Après l'échec du plan Ecophyto, le ministre de l'agriculture présente une nouvelle méthode, fondée sur la recherche et l'innovation, de réduction de moitié des pesticides repoussant l'objectif de 2018 à 2025, avec un palier intermédiaire du quart en 2020.
A l'issue du Grenelle de l'environnement en 2008, la précédente majorité avait lancé son plan Ecophyto dont l'ambition était de réduire "si possible" de 50% l'usage des pesticides d'ici à 2018.
Mais le succès était loin d'être atteint puisque l'utilisation de produits chimiques en agriculture a progressé de 5% par an en moyenne entre 2009 et 2013.
Ce premier plan "a permis d'éloigner les substances les plus dangereuses" mais s'est soldé par un "échec" car l'objectif de réduction ne s'est pas accompagné d'une réflexion sur les modèles de production, remarque Stéphane Le Foll.
Cette fois, le gouvernement entend appliquer une méthode systémique.
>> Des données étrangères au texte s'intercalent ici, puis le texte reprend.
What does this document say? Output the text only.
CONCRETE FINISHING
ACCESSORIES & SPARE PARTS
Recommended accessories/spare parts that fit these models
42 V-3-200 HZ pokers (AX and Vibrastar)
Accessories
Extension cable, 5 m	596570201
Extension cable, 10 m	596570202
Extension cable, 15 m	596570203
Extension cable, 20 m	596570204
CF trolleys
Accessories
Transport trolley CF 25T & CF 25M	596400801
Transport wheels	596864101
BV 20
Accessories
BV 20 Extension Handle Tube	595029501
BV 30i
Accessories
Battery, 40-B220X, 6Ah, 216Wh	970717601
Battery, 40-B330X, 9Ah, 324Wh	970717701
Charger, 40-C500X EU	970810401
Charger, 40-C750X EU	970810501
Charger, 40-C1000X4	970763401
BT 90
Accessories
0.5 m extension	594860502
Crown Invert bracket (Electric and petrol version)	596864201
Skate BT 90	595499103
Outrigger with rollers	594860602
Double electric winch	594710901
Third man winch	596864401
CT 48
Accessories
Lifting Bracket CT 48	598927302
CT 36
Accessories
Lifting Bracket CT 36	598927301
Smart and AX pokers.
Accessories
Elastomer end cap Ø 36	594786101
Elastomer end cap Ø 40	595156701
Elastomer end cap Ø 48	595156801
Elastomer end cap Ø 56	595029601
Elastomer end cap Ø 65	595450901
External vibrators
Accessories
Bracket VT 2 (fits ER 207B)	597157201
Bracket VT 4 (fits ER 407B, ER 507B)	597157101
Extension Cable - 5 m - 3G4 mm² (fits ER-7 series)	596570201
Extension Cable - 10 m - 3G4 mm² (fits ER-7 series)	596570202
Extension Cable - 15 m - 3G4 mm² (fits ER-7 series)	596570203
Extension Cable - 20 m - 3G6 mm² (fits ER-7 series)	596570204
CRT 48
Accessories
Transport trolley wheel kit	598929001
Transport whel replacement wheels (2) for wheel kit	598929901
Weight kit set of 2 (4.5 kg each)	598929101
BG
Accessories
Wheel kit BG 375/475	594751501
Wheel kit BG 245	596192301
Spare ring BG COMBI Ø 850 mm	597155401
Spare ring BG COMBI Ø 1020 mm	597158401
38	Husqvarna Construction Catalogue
Le ministre, chantre de l'agroécologie, veut vulgariser de nouveaux modèles de production plus économes en intrants, comme la rotation des cultures qui permet de lutter contre l'érosion des sols et les maladies.
Il souhaite également développer les alternatives naturelles aux pesticides, comme le "biocontrôle (méthode naturelle de protection, ndlr) et encourager l'innovation autour des machines agricoles" (services cartographiques par drones, GPS, pulvérisateurs de précision) pour optimiser l'utilisation des pesticides.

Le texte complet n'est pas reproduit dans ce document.